Here’s what to do when they strike:
- Remain calm. You are a lot stranger to them than they are to you. It’s frightening! Show the pity you would to a yapping puppy – they are effectively the same thing.
- Congratulate yourself. If the best another commentator can manage in critique of your opinions is to affirm the stereotype that “women are crazy”, you have already proved why you are more intellectually rigorous in your opinions than they are. This vindicates everything for which the early feminists fought and suffered.
- Invoke Martyred Julia. Remember when she gave her misogyny speech, that we all knew was completely right and then a bunch of guys dismissed it as her playing “the gender card”? Don’t let her memory be in vain: you are as right as you knew she was.
- Treat with ignore. As my flatmate Rosie used to say, if you want to control someone, take away what they value the most. Their greatest fear is of losing attention, so just laugh and stop listening.

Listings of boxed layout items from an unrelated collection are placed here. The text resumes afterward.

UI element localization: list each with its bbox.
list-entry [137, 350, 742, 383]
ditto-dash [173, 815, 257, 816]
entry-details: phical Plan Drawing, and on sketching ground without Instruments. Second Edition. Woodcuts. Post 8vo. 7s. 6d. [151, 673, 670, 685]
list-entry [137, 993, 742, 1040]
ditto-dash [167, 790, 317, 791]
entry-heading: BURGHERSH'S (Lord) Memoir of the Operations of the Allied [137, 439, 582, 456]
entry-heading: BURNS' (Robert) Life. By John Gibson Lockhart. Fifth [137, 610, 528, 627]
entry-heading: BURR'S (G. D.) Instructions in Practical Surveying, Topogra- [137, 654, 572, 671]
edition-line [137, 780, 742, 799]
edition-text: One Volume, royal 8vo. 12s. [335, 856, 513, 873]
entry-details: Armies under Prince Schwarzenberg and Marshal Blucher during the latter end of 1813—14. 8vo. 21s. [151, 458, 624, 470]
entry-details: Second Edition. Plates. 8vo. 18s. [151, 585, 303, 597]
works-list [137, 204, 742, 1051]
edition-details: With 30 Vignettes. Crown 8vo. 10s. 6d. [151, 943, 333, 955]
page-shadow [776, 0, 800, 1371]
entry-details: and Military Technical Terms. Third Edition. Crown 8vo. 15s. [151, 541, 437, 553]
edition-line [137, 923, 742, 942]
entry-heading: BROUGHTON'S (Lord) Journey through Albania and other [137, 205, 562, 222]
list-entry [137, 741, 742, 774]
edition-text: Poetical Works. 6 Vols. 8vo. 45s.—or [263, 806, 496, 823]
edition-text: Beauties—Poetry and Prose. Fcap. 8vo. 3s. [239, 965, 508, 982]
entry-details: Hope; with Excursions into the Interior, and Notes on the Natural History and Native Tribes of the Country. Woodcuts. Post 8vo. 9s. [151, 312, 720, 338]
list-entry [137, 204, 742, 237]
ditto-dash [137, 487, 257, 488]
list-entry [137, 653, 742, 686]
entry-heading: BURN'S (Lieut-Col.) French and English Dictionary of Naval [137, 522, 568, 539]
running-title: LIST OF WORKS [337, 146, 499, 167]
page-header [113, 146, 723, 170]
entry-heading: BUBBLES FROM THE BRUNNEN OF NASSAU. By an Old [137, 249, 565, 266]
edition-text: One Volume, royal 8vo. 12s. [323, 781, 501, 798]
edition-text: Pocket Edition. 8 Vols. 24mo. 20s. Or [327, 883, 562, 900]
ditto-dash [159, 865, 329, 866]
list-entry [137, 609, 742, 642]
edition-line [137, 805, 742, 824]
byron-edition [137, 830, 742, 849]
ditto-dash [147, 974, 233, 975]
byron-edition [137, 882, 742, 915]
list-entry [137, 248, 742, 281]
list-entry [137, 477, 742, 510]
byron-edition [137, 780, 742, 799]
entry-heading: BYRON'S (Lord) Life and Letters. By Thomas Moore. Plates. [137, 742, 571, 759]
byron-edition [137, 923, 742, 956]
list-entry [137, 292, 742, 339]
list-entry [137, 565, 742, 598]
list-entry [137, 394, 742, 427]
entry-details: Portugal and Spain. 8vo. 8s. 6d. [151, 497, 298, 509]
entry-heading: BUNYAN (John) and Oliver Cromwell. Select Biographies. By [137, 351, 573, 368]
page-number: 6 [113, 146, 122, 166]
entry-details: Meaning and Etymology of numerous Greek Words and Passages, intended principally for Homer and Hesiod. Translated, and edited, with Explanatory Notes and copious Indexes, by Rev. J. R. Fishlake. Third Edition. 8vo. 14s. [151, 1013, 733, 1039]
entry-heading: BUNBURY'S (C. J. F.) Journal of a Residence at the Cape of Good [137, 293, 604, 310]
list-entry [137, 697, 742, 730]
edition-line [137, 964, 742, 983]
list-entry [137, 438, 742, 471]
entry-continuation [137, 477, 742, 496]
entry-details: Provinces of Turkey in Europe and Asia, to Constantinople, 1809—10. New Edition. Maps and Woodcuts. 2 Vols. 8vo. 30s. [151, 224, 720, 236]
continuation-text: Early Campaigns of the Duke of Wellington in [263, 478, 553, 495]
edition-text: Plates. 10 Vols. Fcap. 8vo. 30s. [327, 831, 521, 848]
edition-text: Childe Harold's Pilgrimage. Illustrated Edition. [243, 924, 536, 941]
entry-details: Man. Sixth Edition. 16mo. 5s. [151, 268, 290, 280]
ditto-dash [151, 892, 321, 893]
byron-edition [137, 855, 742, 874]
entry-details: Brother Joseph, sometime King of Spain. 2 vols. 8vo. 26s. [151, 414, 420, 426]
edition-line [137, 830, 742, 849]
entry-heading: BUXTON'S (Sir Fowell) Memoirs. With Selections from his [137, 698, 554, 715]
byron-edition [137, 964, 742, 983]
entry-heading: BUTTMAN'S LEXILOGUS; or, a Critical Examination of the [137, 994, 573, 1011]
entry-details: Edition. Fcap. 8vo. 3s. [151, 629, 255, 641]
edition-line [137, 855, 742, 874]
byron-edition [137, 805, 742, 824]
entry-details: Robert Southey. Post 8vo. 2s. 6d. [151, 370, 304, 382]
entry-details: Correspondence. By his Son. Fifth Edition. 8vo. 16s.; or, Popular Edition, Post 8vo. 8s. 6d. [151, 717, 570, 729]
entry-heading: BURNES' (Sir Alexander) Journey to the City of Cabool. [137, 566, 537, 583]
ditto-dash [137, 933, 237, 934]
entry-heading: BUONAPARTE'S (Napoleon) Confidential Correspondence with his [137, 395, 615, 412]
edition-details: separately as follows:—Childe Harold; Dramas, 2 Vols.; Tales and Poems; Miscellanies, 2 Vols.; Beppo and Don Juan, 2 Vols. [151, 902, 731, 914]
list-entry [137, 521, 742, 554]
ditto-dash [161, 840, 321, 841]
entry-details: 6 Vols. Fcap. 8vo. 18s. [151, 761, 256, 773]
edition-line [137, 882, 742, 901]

- Face reality. A male commentator who tells you any variation on the theme that “you’d win a lot more people to your feminism is you weren’t so angry” can never be “won” to feminism; he’s trying to control your behaviour as insipidly as if he’d told you to grow your hair long if you want to find a boyfriend. It’s not your problem that he finds you threatening: it’s his.
- Stay true. When you’re told that you “catch more flies with honey than you do with vinegar”, respond that you get more social change from throwing petrol bombs than holding hands. Form opinion, get keyboard – and write with your hands burning.